As the aim of this study was to create a demo, we chose to go ahead with Zero-Shot model as it takes practically no time to train and can start giving good results even with very little amount of sample data. The tradeoff with accuracy was accepted in favour of time. We tested different models, the most popular being YourTTS, SCGlowTTS and SV2TTS. On the basis of qualitative assessment on the representative test dataset, which included both male and female audio samples in 3 different accents (American, British and Indian), YourTTS model was selected as the clear winner.
After finalising the model, this was tested further for robustness and a minimum sample audio time was estimated based off of these tests and it came out to be 1 minute for getting decent results in most cases. We then deployed this solution on an internal hosting site and created an interactive demo using our developed model as the backend.
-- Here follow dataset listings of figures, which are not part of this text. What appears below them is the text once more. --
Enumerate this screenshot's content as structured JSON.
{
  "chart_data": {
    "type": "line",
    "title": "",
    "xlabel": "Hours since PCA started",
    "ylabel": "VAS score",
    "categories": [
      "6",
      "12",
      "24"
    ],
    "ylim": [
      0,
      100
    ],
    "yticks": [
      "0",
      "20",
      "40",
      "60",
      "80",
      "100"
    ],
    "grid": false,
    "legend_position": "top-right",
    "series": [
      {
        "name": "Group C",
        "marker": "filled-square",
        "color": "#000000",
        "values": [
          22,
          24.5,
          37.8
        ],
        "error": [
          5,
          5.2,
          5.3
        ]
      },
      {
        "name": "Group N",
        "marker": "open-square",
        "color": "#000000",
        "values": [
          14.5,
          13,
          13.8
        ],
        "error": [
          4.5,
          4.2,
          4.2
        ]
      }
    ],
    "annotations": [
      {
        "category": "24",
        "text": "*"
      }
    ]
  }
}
A representative set of 10 small sentences were obtained which contain as many different phonetics as possible and then a feature was added to record the user speak these sentences.
After running these samples through the model, which takes about a minute, the user would be able to hear their deepfake speaking 5 different sentences that were not a part of the representative set in their voice. This rounded off a user-friendly demo that can be used for GTM strategies.